If you saw someone making jewelry that looked interesting, would you ask them if it was available at Wal-Mart then decide if it’s not good enough for Wal-Mart, it’s not good enough for you? Yet it seems to me that is just how some people regard indie books. If it’s not available on the shelves of Barnes & Noble (or whoever else is left in the brick and mortar book business) it must be because it’s no good.
Some people think indies stink. That’s the bad news. The good news is that these people are in a small and shrinking minority. They do not represent the views of the book-buying public. Numerous surveys show that book consumers care very little about a publisher’s imprint.
In fact, as brands go, publishing house imprints have always been the weakest. People might get into fistfights over Coke vs. Pepsi, but no one ever said, “I only read titles published by Random Penguin Solutions because they only publish the best.”
Among the people who do think indie writing stinks on ice are the members of the traditional publishing establishment including various related and interdependent sectors. That means brick-and-mortar franchises, much of academia, and the vast majority of literary award programs are not big fans of the indie movement. (Link to article in The Guardian)
Their awards are often little more than self-aggrandizement. In many instances, the so-called judges of these “award programs” are the members of the very publishing industry that produced the titles they judge. Where is the merit in that?
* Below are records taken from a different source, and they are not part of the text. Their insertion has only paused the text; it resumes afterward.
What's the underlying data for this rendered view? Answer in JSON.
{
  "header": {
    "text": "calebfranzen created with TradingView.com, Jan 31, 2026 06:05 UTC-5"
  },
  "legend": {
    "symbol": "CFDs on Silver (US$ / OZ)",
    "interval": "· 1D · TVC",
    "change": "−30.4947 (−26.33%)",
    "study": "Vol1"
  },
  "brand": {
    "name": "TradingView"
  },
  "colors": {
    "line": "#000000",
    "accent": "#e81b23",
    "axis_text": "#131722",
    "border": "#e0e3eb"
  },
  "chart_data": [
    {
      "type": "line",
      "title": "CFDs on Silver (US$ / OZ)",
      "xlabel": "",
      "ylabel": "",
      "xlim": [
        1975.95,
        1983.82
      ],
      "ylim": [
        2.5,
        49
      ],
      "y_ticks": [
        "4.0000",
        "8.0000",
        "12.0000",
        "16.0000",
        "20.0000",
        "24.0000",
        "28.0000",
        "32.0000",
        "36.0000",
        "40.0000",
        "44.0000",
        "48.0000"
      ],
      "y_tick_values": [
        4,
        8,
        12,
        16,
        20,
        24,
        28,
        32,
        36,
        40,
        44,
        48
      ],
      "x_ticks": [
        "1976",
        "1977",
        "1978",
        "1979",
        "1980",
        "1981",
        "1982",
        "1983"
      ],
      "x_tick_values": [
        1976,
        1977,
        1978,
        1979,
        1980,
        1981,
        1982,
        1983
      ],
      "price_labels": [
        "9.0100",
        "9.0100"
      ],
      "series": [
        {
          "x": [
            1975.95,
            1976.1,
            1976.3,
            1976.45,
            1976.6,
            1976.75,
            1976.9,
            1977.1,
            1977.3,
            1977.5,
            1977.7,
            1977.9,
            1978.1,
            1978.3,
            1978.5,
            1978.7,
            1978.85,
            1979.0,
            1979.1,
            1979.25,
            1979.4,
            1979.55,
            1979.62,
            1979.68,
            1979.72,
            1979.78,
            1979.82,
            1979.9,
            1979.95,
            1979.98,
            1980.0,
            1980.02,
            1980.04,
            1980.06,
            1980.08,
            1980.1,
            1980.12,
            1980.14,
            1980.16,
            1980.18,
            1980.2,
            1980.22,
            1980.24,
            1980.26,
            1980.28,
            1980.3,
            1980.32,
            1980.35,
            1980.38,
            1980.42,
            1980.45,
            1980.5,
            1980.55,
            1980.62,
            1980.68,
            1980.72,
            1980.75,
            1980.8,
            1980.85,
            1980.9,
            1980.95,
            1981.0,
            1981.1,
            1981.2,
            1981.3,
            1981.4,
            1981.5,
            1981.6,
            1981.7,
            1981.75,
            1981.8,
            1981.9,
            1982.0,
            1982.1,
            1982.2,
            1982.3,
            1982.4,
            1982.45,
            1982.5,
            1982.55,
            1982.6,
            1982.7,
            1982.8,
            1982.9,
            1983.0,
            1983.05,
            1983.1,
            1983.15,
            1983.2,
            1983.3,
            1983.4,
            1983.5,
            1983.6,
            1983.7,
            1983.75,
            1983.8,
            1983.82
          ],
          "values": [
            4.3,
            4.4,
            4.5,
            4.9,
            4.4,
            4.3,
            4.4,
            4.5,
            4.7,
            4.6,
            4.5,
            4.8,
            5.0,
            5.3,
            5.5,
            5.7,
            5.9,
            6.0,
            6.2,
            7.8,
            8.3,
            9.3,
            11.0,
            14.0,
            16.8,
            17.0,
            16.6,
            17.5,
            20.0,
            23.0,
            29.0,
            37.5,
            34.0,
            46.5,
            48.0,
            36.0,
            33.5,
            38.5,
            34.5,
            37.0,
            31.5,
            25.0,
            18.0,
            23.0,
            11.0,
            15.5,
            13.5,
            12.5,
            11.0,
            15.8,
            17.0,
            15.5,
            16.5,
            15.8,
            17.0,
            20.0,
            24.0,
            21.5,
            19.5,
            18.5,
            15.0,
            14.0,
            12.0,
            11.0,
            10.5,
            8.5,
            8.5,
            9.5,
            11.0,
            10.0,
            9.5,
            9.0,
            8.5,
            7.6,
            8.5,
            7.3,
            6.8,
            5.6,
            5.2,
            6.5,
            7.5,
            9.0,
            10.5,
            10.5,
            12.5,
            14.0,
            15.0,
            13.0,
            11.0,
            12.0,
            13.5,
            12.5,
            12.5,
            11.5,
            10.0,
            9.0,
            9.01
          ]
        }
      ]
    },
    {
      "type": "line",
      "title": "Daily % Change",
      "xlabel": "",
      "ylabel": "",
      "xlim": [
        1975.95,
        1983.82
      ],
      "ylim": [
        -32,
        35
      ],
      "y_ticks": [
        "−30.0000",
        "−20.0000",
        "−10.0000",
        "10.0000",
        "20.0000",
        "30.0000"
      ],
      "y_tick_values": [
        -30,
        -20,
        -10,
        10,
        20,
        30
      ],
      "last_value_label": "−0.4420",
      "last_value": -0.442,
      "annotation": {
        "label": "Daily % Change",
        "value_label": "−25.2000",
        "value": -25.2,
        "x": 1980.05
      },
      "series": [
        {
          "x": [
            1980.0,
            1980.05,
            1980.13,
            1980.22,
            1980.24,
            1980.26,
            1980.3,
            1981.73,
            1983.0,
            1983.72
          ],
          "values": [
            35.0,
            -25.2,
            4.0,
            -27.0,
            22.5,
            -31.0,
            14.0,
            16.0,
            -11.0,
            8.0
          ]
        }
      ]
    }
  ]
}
I question whether this really matters. I find it remarkable that indie published titles now routinely occupy best-seller lists alongside those vaunted guardians of the printed word. It would be impressive if the playing field were level, but we know it is not. We know that trad publishers have all the advantages of massive marketing budgets, prestigious affiliations and longstanding favor with the literati. We now also know of the numerous little tricks big ink has used to create the mirage of buzz and momentum behind their titles.
How we are viewed by these people becomes less important with every passing day because these people become less relevant every day. What they think, say, do, and like or dislike really just doesn’t matter anymore.
They may have been mighty dreadnaughts in the past, but they are now merely rusting hulks. Their time has passed. Indies are nascendant (don’t bother looking that up, it’s a portmanteau I coined just for this article. You’re welcome).
The stigma of self-publishing is fading fast. We do not stink.